On Fri, Jan 18, 2019 at 06:07:45PM +0100, Paolo Valente wrote:
quoted
Il giorno 18 gen 2019, alle ore 17:35, Josef Bacik [off-list ref] ha scritto:

On Fri, Jan 18, 2019 at 11:31:24AM +0100, Andrea Righi wrote:
quoted
This is a redesign of my old cgroup-io-throttle controller:
https://lwn.net/Articles/330531/

I'm resuming this old patch to point out a problem that I think is still
not solved completely.

= Problem =

The io.max controller works really well at limiting synchronous I/O
(READs), but a lot of I/O requests are initiated outside the context of
the process that is ultimately responsible for its creation (e.g.,
WRITEs).

Throttling at the block layer in some cases is too late and we may end
up slowing down processes that are not responsible for the I/O that
is being processed at that level.
How so?  The writeback threads are per-cgroup and have the cgroup stuff set
properly.  So if you dirty a bunch of pages, they are associated with your
cgroup, and then writeback happens and it's done in the writeback thread
associated with your cgroup and then that is throttled.  Then you are throttled
at balance_dirty_pages() because the writeout is taking longer.
IIUC, Andrea described this problem: certain processes in a certain group dirty a
lot of pages, causing write back to start.  Then some other blameless
process in the same group experiences very high latency, in spite of
the fact that it has to do little I/O.
In that case the io controller isn't doing it's job and needs to be fixed (or
reconfigured).  io.latency guards against this, I assume io.max would keep this
from happening if it were configured properly.
Does your blk_cgroup_congested() stuff solves this issue?

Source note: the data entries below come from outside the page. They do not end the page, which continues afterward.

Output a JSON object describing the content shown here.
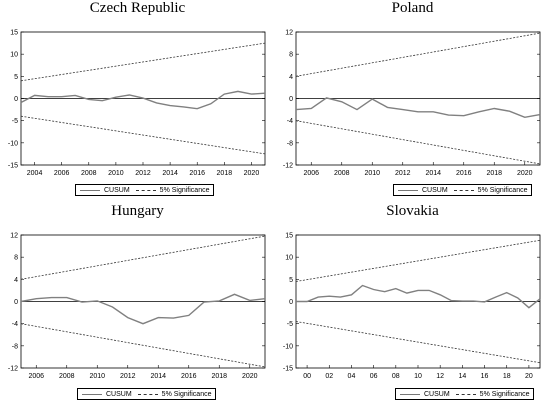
{
  "chart_data": [
    {
      "type": "line",
      "title": "Czech Republic",
      "ylim": [
        -15,
        15
      ],
      "yticks": [
        "15",
        "10",
        "5",
        "0",
        "-5",
        "-10",
        "-15"
      ],
      "xticks": [
        "2004",
        "2006",
        "2008",
        "2010",
        "2012",
        "2014",
        "2016",
        "2018",
        "2020"
      ],
      "xrange": [
        2003,
        2021
      ],
      "series": [
        {
          "name": "CUSUM",
          "x": [
            2003,
            2004,
            2005,
            2006,
            2007,
            2008,
            2009,
            2010,
            2011,
            2012,
            2013,
            2014,
            2015,
            2016,
            2017,
            2018,
            2019,
            2020,
            2021
          ],
          "values": [
            -0.9,
            0.7,
            0.4,
            0.4,
            0.7,
            -0.2,
            -0.5,
            0.3,
            0.8,
            0.1,
            -1.0,
            -1.6,
            -1.9,
            -2.3,
            -1.2,
            1.0,
            1.6,
            1.0,
            1.2
          ]
        },
        {
          "name": "5% Significance",
          "x": [
            2003,
            2021
          ],
          "values": [
            4.0,
            12.5
          ]
        },
        {
          "name": "5% Significance",
          "x": [
            2003,
            2021
          ],
          "values": [
            -4.0,
            -12.5
          ]
        }
      ],
      "legend": [
        "CUSUM",
        "5% Significance"
      ],
      "legend_position": "bottom"
    },
    {
      "type": "line",
      "title": "Poland",
      "ylim": [
        -12,
        12
      ],
      "yticks": [
        "12",
        "8",
        "4",
        "0",
        "-4",
        "-8",
        "-12"
      ],
      "xticks": [
        "2006",
        "2008",
        "2010",
        "2012",
        "2014",
        "2016",
        "2018",
        "2020"
      ],
      "xrange": [
        2005,
        2021
      ],
      "series": [
        {
          "name": "CUSUM",
          "x": [
            2005,
            2006,
            2007,
            2008,
            2009,
            2010,
            2011,
            2012,
            2013,
            2014,
            2015,
            2016,
            2017,
            2018,
            2019,
            2020,
            2021
          ],
          "values": [
            -2.0,
            -1.8,
            0.1,
            -0.6,
            -2.0,
            -0.1,
            -1.6,
            -2.0,
            -2.4,
            -2.4,
            -3.0,
            -3.1,
            -2.4,
            -1.8,
            -2.3,
            -3.4,
            -2.9
          ]
        },
        {
          "name": "5% Significance",
          "x": [
            2005,
            2021
          ],
          "values": [
            4.0,
            11.8
          ]
        },
        {
          "name": "5% Significance",
          "x": [
            2005,
            2021
          ],
          "values": [
            -4.0,
            -11.8
          ]
        }
      ],
      "legend": [
        "CUSUM",
        "5% Significance"
      ],
      "legend_position": "bottom"
    },
    {
      "type": "line",
      "title": "Hungary",
      "ylim": [
        -12,
        12
      ],
      "yticks": [
        "12",
        "8",
        "4",
        "0",
        "-4",
        "-8",
        "-12"
      ],
      "xticks": [
        "2006",
        "2008",
        "2010",
        "2012",
        "2014",
        "2016",
        "2018",
        "2020"
      ],
      "xrange": [
        2005,
        2021
      ],
      "series": [
        {
          "name": "CUSUM",
          "x": [
            2005,
            2006,
            2007,
            2008,
            2009,
            2010,
            2011,
            2012,
            2013,
            2014,
            2015,
            2016,
            2017,
            2018,
            2019,
            2020,
            2021
          ],
          "values": [
            0.0,
            0.5,
            0.7,
            0.7,
            -0.1,
            0.1,
            -1.0,
            -2.9,
            -4.0,
            -2.9,
            -3.0,
            -2.5,
            -0.1,
            0.1,
            1.3,
            0.2,
            0.5
          ]
        },
        {
          "name": "5% Significance",
          "x": [
            2005,
            2021
          ],
          "values": [
            4.0,
            11.8
          ]
        },
        {
          "name": "5% Significance",
          "x": [
            2005,
            2021
          ],
          "values": [
            -4.0,
            -11.8
          ]
        }
      ],
      "legend": [
        "CUSUM",
        "5% Significance"
      ],
      "legend_position": "bottom"
    },
    {
      "type": "line",
      "title": "Slovakia",
      "ylim": [
        -15,
        15
      ],
      "yticks": [
        "15",
        "10",
        "5",
        "0",
        "-5",
        "-10",
        "-15"
      ],
      "xticks": [
        "00",
        "02",
        "04",
        "06",
        "08",
        "10",
        "12",
        "14",
        "16",
        "18",
        "20"
      ],
      "xrange": [
        1999,
        2021
      ],
      "series": [
        {
          "name": "CUSUM",
          "x": [
            1999,
            2000,
            2001,
            2002,
            2003,
            2004,
            2005,
            2006,
            2007,
            2008,
            2009,
            2010,
            2011,
            2012,
            2013,
            2014,
            2015,
            2016,
            2017,
            2018,
            2019,
            2020,
            2021
          ],
          "values": [
            0.0,
            0.0,
            1.0,
            1.2,
            1.0,
            1.5,
            3.6,
            2.7,
            2.2,
            2.9,
            1.9,
            2.5,
            2.5,
            1.5,
            0.2,
            0.1,
            0.1,
            -0.1,
            1.0,
            2.0,
            0.8,
            -1.4,
            0.6
          ]
        },
        {
          "name": "5% Significance",
          "x": [
            1999,
            2021
          ],
          "values": [
            4.5,
            13.8
          ]
        },
        {
          "name": "5% Significance",
          "x": [
            1999,
            2021
          ],
          "values": [
            -4.5,
            -13.8
          ]
        }
      ],
      "legend": [
        "CUSUM",
        "5% Significance"
      ],
      "legend_position": "bottom"
    }
  ]
}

Or simply I didn't get what Andrea meant at all :)
I _think_ Andrea is talking about the fact that we can generate IO indirectly
and never get throttled for it, which is what blk_cgroup_congested() is meant to
address.  I added it specifically because some low prio task was just allocating
all of the memory on the system and causing a lot of pressure because of
swapping, but there was no direct feedback loop there.  blk_cgroup_congested()
provides that feedback loop.

Course I could be wrong too and we're all just talking past each other ;).